Dry ice produces carbon dioxide in freezer
Dry ice produces carbon dioxide in freezer
Dangerous levels kill repairman
The federal Occupational Safety and Health Administration has cited two Boston employers — Dick’s Last Resort of Boston, a restaurant, and BALCO, a refrigeration and heating, ventilation, and air conditioning repair company — for alleged serious violations of the Occupational Safety and Health Act following the death in June of a BALCO repairman.
The repairman was overcome by carbon dioxide while repairing a walk-in freezer at the restaurant.
OSHA has proposed a total of $77,000 in penalties against the two employers. According to Brenda Gordon, OSHA area director for Boston and southeastern Massachusetts, a restaurant employee discovered the repairman unconscious in the closed walk-in freezer on June 12, 1999. Nine 55-pound blocks of dry ice had been placed in the freezer to lower temperatures and help preserve food while the freezer was being repaired. As the blocks evaporated, dangerous levels of carbon dioxide built up in the closed freezer and overcame the repairman, who died the next day.
The citations address each employer’s alleged failure to adequately protect its own employees against excess levels of carbon dioxide.
"The inspection found that both companies allowed their employees to enter an atmosphere that posed an immediate danger to life and health due to excess carbon dioxide levels inside the freezer and that they allowed the workers to do so without appropriate respiratory protection, without adequate training to recognize the hazard posed by the dry ice and carbon dioxide, and without stationing an employee outside the freezer to monitor and provide assistance to the worker inside," Gordon says.
"In addition, the restaurant was also cited for not posting a danger tag on the freezer, lack of a hazard communication program, and failing to address how outside contractor employees would be informed of hazardous materials and conditions and appropriate safeguards," she adds.
Ventilation and monitoring required
Gordon noted that feasible methods of addressing these types of hazards can include mechanical ventilation of the work space; the use of respiratory protection by employees; continuous atmospheric monitoring of the work area; and continuous visual, voice, or signal monitoring of employees in the work space.

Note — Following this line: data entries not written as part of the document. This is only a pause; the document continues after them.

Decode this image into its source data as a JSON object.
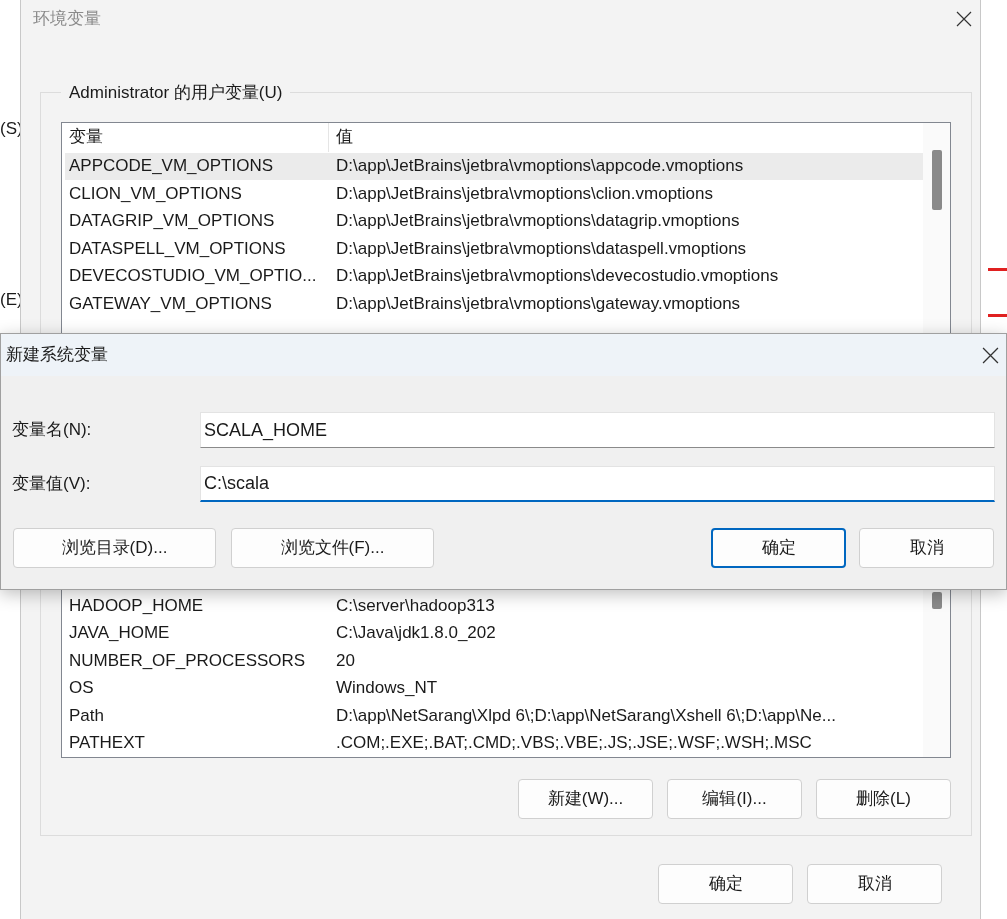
{
  "background_window": {
    "left_fragments": [
      "(S)",
      "(E)"
    ]
  },
  "env_window": {
    "title": "环境变量",
    "group_title": "Administrator 的用户变量(U)",
    "columns": [
      "变量",
      "值"
    ],
    "rows_top": [
      {
        "name": "APPCODE_VM_OPTIONS",
        "value": "D:\\app\\JetBrains\\jetbra\\vmoptions\\appcode.vmoptions",
        "selected": true
      },
      {
        "name": "CLION_VM_OPTIONS",
        "value": "D:\\app\\JetBrains\\jetbra\\vmoptions\\clion.vmoptions",
        "selected": false
      },
      {
        "name": "DATAGRIP_VM_OPTIONS",
        "value": "D:\\app\\JetBrains\\jetbra\\vmoptions\\datagrip.vmoptions",
        "selected": false
      },
      {
        "name": "DATASPELL_VM_OPTIONS",
        "value": "D:\\app\\JetBrains\\jetbra\\vmoptions\\dataspell.vmoptions",
        "selected": false
      },
      {
        "name": "DEVECOSTUDIO_VM_OPTIO...",
        "value": "D:\\app\\JetBrains\\jetbra\\vmoptions\\devecostudio.vmoptions",
        "selected": false
      },
      {
        "name": "GATEWAY_VM_OPTIONS",
        "value": "D:\\app\\JetBrains\\jetbra\\vmoptions\\gateway.vmoptions",
        "selected": false
      }
    ],
    "rows_bottom": [
      {
        "name": "HADOOP_HOME",
        "value": "C:\\server\\hadoop313",
        "selected": false
      },
      {
        "name": "JAVA_HOME",
        "value": "C:\\Java\\jdk1.8.0_202",
        "selected": false
      },
      {
        "name": "NUMBER_OF_PROCESSORS",
        "value": "20",
        "selected": false
      },
      {
        "name": "OS",
        "value": "Windows_NT",
        "selected": false
      },
      {
        "name": "Path",
        "value": "D:\\app\\NetSarang\\Xlpd 6\\;D:\\app\\NetSarang\\Xshell 6\\;D:\\app\\Ne...",
        "selected": false
      },
      {
        "name": "PATHEXT",
        "value": ".COM;.EXE;.BAT;.CMD;.VBS;.VBE;.JS;.JSE;.WSF;.WSH;.MSC",
        "selected": false
      }
    ],
    "buttons": [
      "新建(W)...",
      "编辑(I)...",
      "删除(L)"
    ],
    "footer_buttons": [
      "确定",
      "取消"
    ]
  },
  "new_var_dialog": {
    "title": "新建系统变量",
    "fields": [
      {
        "label": "变量名(N):",
        "value": "SCALA_HOME",
        "focused": false
      },
      {
        "label": "变量值(V):",
        "value": "C:\\scala",
        "focused": true
      }
    ],
    "buttons_left": [
      {
        "label": "浏览目录(D)...",
        "default": false
      },
      {
        "label": "浏览文件(F)...",
        "default": false
      }
    ],
    "buttons_right": [
      {
        "label": "确定",
        "default": true
      },
      {
        "label": "取消",
        "default": false
      }
    ]
  }
}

"A case such as this shows in the strongest terms why safety standards are important and why it is necessary that they be followed," she says.
The specific citations and alleged failures are:
- Dick’s Last Resort of Boston faces $49,000 in proposed penalties for seven alleged serious violations:
1. failure to provide a place of employment free from recognized hazards likely to cause death or serious physical harm in that an employee who entered the freezer was exposed to carbon dioxide gas in excess of the immediately dangerous to life and health concentration of 40,000 ppm;
2. failure to supply the employee with an appropriate respirator;
3. failure to ensure that a second employee was stationed outside the freezer whenever an employee entered it, in order to monitor, provide assistance and maintain communication with the first employee;
4. failure to post a danger tag on the freezer;
5. lack of a written hazard communication program;
6. failure to address how outside contractor employees would be informed of on-site hazardous materials and conditions and necessary precautionary measures;
7. failure to train employees were not trained on how to recognize and protect themselves from carbon dioxide hazards.
- BALCO faces $28,000 in proposed penalties for four alleged serious violations:
1. failure to provide a place of employment free from recognized hazards;
2. failure to supply the employee with an appropriate respirator;
3. failure to ensure that a second employee was stationed outside the freezer whenever an employee entered it, in order to monitor, provide assistance, and maintain communication with the first employee;
4. failure to train employees to recognize and protect themselves against the hazards of carbon dioxide gas and vapor.
A serious violation is defined by OSHA as one in which there is a substantial probability that death or serious physical harm could result, and the employer knew, or should have known, of the hazard.